The pathophysiology of hepatocarcinogenesis is closely linked to the evolution of cirrhosis. Although the exact mechanism of DCP production in HCC tissues is yet to be clearly understood, DCP is reportedly produced by malignant hepatocytes that result from an acquired post-translational defect in the vitamin K-dependent carboxylase system.23–26 The absence of vitamin K or the presence of its antagonist inhibiting vitamin K-dependent carboxylase activity results in the secretion of immature prothrombin lacking gamma-carboxy-glutamic acid residues (that is DCP) into the blood. The production of DCP is not a specific event in HCC cells although it is now widely accepted as a tumor marker for HCC.27 Our previous studies using clinically resected HCC tissues showed DCP expression in cancerous tissues and in the surrounding non-cancerous tissues of patients with HCC.17,21 Therefore, non-cancerous hepatocytes in the midst of vitamin K insufficiency might produce DCP. In this study, DCP expression in non-cancerous tissues was also observed in the cirrhotic livers of patients with HCC (n = 19, 25.68%) and was significantly correlated with the presence of a poorly differentiated tumor, vascular invasion and a more advanced TNM stage. Furthermore, patients with positive DCP expression in cancerous or non-cancerous tissues, or both, had a significantly worse survival rate than those with negative DCP expression both in cancerous and non-cancerous tissues. These findings indicate that DCP production in the non-cancerous cirrhotic liver as well as in HCC might play an important role in HCC progression.
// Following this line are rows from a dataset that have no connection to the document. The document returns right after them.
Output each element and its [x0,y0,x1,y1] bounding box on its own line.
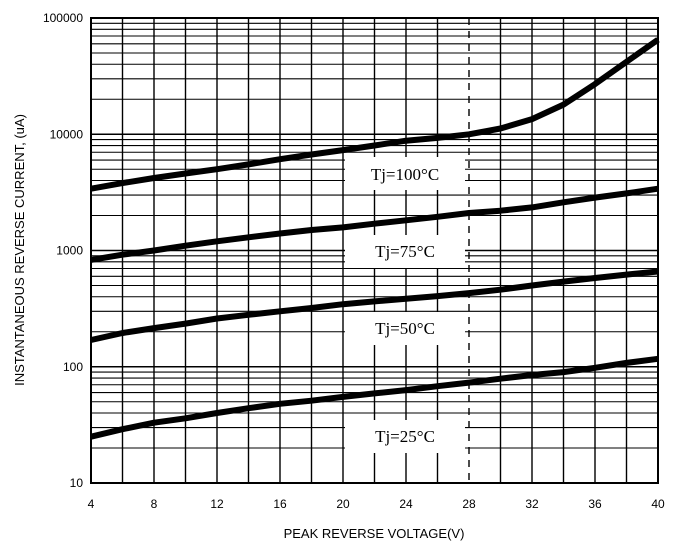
series-labels: Tj=100°C Tj=75°C Tj=50°C Tj=25°C [345,157,465,453]
x-axis-label: PEAK REVERSE VOLTAGE(V) [284,526,465,541]
series-line-3 [90,355,659,440]
x-tick-label-32: 32 [525,497,539,511]
series-label-box-25 [345,420,465,453]
y-tick-label-10: 10 [70,476,84,490]
series-line-0 [90,37,660,192]
series-label-tj-50: Tj=50°C [375,319,435,338]
x-tick-label-16: 16 [273,497,287,511]
y-tick-label-10000: 10000 [50,127,84,141]
series-label-tj-25: Tj=25°C [375,427,435,446]
x-tick-label-24: 24 [399,497,413,511]
series-line-2 [90,268,659,343]
x-tick-label-20: 20 [336,497,350,511]
series-label-box-75 [345,235,465,268]
grid [91,18,658,483]
y-tick-label-1000: 1000 [56,244,83,258]
y-axis-label: INSTANTANEOUS REVERSE CURRENT, (uA) [12,114,27,386]
x-tick-label-4: 4 [88,497,95,511]
x-tick-label-40: 40 [651,497,665,511]
series-line-1 [90,185,659,263]
x-tick-label-8: 8 [151,497,158,511]
series-label-tj-75: Tj=75°C [375,242,435,261]
plot-frame [90,17,659,484]
y-tick-label-100: 100 [63,360,83,374]
series-label-tj-100: Tj=100°C [371,165,439,184]
y-tick-label-100000: 100000 [43,11,83,25]
x-tick-label-28: 28 [462,497,476,511]
x-tick-label-12: 12 [210,497,224,511]
tick-labels: 4 8 12 16 20 24 28 32 36 40 10 100 1000 10000 100000 [43,11,665,511]
series-label-box-100 [345,157,465,190]
series-curves [90,37,660,440]
x-tick-label-36: 36 [588,497,602,511]
series-label-box-50 [345,312,465,345]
While the serum DCP level has been routinely used for the screening and postoperative follow-up of patients with HCC, many studies have shown that an elevated serum DCP level is associated with a poor clinical outcome in patients with HCC.28–31 Therefore, DCP is clinically effective as a serological tumor marker for the prediction of patient prognosis.32–35 The results of our study suggest that the serum DCP level can predict worse tumor behavior in patients with HCC and liver cirrhosis. This result was in accordance with a previous study on serum DCP levels in 92 patients with HCC, 57 of whom (62.0%) were found to have underlying cirrhosis.17 In addition, patients who had a good outcome despite a high serum DCP level were discerned by considering the tissue DCP expression profile. Although the serum DCP level alone was not a significant prognostic factor, the combined factor of positive tissue DCP expression and a high serum DCP level might represent a useful predictor for worse prognosis in patients with HCC and liver cirrhosis and help to suggest an optimal treatment plan.23 Since hepatic resections for HCC in the cirrhotic liver are characterized by early recurrence and poor survival,13,14 earlier detection of recurrent HCC in an increasing number of cirrhotic patients is critical to improve survival for this group of patients. Although measurement of serum DCP level is convenient and essential for diagnosing patients with HCC, tissue DCP expression may be effective at predicting the prognosis of patients with both HCC and liver cirrhosis.

In conclusion, both tissue DCP expression and the serum DCP level were significantly related to postoperative survival for patients with HCC and liver cirrhosis. Additionally, the combination of tissue DCP expression and serum DCP level might allow the prediction of the prognosis of patients with HCC and liver cirrhosis. DCP produced in non-cancerous hepatocytes and HCC cells and then secreted into the blood is considered to be significantly related to the malignant transformation of HCC. DCP can be used for clinical diagnosis and for other purposes although additional molecular medical innovations and further clinical validation are needed.

ACKNOWLEDGMENT

This work was supported by a Grant-in-Aid from the Japan Society for the Promotion of Science.